In this sense, he has emphasized that the “fundamental” is to activate the economy, maintaining wage incomes as far as possible and “without developing any added process over what was foreseen at the beginning of the year”, he answered when asked about if the Government is considering any adjustment in the salary of public employees or in the public sector.

The ‘Google rate’, in force in the last quarter

In the same way, Montero has clarified that the Government “does not consider either a lowering or a massive rise in taxes”, but to process “quickly” the fiscal figures that are in Congress – Google and Tobin rates -, thus such as the Law against tax fraud, which is “about to enter” its processing.

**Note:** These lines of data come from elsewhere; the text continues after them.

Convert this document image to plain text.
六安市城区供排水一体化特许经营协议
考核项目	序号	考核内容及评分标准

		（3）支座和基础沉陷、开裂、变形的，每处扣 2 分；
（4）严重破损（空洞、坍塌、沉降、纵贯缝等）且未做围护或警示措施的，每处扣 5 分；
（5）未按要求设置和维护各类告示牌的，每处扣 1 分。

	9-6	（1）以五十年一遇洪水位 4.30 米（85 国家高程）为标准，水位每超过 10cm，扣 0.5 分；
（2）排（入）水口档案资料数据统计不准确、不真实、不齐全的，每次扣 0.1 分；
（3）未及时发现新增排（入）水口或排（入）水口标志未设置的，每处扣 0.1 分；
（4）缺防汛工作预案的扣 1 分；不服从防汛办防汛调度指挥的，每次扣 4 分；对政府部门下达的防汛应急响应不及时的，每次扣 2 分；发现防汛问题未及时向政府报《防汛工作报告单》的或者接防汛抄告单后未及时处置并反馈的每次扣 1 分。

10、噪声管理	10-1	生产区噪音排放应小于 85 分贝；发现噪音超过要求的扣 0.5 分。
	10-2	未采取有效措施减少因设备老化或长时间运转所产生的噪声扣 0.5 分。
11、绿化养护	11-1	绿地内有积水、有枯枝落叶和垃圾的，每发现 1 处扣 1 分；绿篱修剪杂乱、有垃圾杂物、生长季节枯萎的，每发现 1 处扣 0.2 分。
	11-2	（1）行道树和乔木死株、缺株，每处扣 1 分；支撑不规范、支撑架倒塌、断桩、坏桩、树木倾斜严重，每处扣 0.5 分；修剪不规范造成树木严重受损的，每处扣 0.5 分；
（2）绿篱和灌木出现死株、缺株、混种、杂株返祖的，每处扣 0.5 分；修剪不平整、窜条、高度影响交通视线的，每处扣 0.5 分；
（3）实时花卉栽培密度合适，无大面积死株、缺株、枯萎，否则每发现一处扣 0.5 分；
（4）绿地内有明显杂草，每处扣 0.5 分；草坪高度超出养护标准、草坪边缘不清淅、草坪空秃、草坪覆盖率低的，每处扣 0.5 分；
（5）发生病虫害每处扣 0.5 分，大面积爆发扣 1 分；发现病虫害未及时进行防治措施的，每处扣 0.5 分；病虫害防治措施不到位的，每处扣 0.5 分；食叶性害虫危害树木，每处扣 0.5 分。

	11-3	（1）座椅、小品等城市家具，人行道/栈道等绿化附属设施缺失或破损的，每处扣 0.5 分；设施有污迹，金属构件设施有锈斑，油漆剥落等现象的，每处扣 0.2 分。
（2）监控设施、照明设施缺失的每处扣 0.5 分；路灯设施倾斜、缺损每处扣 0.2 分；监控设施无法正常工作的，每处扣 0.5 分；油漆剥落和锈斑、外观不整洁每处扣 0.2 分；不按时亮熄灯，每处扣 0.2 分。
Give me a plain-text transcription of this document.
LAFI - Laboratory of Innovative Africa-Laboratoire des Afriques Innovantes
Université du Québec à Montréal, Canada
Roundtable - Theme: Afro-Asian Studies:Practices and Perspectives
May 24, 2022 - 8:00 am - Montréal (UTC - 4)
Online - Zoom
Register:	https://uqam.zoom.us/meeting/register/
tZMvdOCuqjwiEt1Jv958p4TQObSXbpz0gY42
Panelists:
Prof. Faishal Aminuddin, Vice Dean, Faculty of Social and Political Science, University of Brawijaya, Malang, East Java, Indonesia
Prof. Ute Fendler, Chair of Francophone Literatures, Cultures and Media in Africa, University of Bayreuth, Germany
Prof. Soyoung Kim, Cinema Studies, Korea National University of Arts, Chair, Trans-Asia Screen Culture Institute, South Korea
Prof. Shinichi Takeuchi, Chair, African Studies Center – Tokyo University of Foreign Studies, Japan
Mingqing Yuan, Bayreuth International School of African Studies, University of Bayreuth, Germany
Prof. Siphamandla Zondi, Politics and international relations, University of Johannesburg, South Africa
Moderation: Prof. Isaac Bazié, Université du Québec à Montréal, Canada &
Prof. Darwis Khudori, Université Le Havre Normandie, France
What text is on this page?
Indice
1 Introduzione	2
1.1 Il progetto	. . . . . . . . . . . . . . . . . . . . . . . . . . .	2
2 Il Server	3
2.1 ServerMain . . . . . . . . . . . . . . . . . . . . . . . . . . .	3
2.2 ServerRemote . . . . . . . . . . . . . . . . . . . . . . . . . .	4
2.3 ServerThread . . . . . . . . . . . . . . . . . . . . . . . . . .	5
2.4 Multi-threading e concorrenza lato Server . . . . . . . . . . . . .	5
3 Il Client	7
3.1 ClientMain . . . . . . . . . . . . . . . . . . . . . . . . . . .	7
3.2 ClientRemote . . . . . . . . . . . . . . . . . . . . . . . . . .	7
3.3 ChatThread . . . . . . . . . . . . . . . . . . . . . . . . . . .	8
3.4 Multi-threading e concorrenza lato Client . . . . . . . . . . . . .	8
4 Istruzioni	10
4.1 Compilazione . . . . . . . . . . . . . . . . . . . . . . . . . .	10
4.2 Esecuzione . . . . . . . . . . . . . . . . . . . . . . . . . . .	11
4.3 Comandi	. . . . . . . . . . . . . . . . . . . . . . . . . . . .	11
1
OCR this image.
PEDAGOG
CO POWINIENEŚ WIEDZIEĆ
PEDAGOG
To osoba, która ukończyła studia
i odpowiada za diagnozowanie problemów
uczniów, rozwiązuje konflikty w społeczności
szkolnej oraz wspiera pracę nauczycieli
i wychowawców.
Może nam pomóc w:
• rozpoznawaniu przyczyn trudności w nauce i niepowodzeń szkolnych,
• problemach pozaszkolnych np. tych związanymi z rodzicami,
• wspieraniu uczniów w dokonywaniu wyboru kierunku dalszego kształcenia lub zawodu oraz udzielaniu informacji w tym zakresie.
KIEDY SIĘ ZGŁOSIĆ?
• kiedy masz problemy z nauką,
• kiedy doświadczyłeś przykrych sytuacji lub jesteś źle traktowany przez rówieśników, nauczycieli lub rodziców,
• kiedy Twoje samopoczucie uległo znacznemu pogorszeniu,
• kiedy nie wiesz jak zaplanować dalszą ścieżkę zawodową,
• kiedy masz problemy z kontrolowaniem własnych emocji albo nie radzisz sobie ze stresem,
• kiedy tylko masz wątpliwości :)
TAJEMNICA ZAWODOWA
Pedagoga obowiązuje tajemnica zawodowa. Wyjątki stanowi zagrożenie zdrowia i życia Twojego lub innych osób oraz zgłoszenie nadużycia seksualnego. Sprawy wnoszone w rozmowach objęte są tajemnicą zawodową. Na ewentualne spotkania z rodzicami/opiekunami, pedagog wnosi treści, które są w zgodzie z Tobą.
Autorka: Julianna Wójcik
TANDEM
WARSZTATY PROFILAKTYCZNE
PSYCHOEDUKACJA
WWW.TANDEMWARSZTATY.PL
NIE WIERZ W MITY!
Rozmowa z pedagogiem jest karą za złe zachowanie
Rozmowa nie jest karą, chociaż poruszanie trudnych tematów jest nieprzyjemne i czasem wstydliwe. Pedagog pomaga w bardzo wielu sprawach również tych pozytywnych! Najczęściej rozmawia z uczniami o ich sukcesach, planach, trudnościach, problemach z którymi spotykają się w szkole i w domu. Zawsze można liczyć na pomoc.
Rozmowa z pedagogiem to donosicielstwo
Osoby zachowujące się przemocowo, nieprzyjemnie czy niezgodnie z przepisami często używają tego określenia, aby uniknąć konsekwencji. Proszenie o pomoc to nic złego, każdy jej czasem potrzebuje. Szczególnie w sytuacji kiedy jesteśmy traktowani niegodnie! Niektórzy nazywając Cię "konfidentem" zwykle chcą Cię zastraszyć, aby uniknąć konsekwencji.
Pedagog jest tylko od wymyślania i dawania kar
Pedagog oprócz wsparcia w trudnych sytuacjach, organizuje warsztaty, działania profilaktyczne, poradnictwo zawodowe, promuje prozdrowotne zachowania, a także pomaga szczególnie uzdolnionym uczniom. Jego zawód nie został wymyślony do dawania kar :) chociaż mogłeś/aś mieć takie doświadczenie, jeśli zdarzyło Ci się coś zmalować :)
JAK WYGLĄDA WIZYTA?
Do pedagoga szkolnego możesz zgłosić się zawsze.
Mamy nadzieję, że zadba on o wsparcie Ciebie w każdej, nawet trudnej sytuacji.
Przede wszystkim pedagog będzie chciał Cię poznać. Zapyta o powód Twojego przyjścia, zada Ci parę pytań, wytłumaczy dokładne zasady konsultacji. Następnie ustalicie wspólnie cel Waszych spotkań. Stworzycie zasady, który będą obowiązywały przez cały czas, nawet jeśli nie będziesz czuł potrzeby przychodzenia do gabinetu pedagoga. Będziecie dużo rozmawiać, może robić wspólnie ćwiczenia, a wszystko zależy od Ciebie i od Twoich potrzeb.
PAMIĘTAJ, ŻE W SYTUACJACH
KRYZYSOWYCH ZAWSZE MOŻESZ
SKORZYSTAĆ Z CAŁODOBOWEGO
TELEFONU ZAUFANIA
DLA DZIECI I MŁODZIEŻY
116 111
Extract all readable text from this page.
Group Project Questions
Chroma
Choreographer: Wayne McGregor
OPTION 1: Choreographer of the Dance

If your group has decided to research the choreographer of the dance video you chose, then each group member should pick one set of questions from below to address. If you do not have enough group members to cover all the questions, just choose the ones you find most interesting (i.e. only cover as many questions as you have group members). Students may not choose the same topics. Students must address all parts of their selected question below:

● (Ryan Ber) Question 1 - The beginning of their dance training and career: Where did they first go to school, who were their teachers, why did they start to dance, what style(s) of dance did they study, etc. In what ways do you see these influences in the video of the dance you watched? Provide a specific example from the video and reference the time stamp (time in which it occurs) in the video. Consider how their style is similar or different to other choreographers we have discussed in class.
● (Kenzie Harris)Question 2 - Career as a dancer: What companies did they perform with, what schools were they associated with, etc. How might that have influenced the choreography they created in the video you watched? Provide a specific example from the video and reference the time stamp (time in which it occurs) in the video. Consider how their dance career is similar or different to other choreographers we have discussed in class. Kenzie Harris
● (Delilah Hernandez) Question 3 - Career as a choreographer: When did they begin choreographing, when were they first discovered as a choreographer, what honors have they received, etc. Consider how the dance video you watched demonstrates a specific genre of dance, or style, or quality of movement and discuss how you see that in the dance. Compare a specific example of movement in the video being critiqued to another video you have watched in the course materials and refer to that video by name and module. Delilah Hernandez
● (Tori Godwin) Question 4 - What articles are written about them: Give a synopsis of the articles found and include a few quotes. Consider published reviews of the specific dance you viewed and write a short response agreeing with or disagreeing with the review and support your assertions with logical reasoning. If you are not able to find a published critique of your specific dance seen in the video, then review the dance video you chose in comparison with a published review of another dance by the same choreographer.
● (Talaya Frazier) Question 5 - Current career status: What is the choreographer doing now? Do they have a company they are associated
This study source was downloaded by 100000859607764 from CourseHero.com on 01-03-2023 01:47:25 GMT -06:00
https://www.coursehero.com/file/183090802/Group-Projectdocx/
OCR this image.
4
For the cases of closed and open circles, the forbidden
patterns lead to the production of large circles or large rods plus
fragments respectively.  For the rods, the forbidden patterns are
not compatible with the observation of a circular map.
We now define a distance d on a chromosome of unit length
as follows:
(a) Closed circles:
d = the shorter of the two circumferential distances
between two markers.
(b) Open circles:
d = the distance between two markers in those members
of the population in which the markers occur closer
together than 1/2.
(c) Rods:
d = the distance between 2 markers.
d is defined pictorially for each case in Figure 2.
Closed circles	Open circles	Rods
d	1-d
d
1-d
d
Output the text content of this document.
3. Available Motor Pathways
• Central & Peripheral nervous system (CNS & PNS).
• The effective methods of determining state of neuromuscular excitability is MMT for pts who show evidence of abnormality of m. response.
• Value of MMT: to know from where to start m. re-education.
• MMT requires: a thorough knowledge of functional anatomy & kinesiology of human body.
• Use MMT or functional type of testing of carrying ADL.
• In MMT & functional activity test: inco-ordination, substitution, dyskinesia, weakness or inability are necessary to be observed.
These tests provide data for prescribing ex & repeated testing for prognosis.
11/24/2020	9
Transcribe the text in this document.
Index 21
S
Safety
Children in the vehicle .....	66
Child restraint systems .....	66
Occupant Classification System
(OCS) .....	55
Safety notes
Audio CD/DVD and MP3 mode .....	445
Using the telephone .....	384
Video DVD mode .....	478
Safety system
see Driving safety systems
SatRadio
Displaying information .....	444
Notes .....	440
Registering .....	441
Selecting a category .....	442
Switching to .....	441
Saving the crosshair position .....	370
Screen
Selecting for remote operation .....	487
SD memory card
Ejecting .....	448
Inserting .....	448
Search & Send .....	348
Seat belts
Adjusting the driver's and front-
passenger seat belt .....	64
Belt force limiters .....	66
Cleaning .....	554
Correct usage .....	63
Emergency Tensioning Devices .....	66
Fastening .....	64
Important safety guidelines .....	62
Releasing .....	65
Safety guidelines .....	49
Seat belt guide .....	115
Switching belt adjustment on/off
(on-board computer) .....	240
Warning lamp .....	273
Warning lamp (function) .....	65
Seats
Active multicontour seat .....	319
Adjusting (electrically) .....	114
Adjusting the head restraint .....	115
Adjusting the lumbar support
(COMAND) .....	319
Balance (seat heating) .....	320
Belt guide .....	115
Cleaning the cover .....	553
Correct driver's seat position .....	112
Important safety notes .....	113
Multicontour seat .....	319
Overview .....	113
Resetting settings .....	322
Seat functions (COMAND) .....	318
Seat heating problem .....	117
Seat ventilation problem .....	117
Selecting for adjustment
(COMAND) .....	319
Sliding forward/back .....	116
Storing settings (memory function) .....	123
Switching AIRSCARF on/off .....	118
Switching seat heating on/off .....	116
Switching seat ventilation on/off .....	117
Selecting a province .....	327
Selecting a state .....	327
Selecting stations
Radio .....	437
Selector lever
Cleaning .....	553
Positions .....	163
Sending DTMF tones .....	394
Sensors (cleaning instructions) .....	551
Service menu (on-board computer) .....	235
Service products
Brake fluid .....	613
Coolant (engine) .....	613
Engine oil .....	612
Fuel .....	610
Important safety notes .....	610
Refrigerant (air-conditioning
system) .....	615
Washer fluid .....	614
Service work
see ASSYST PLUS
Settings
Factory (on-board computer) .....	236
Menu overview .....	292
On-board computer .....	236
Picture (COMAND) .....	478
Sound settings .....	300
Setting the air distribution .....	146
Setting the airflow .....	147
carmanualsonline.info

According to Montero, the ‘Google’ and ‘Tobin’ rates could come into effect in the last four-month period of the year, although “it no longer depends on the Government”, but on the amendments and the processing of political groups in Congress.

In this sense, he has specified that it is more foreseeable that the digital services tax will see the light of day, since the one related to financial transactions involves “somewhat more complexity”, although he has assured that the Government also has the device prepared to that it can be implemented “as soon as possible”.

On the other hand, it has indicated that a tax for large fortunes has not been studied, although the Government considers that higher incomes should contribute more.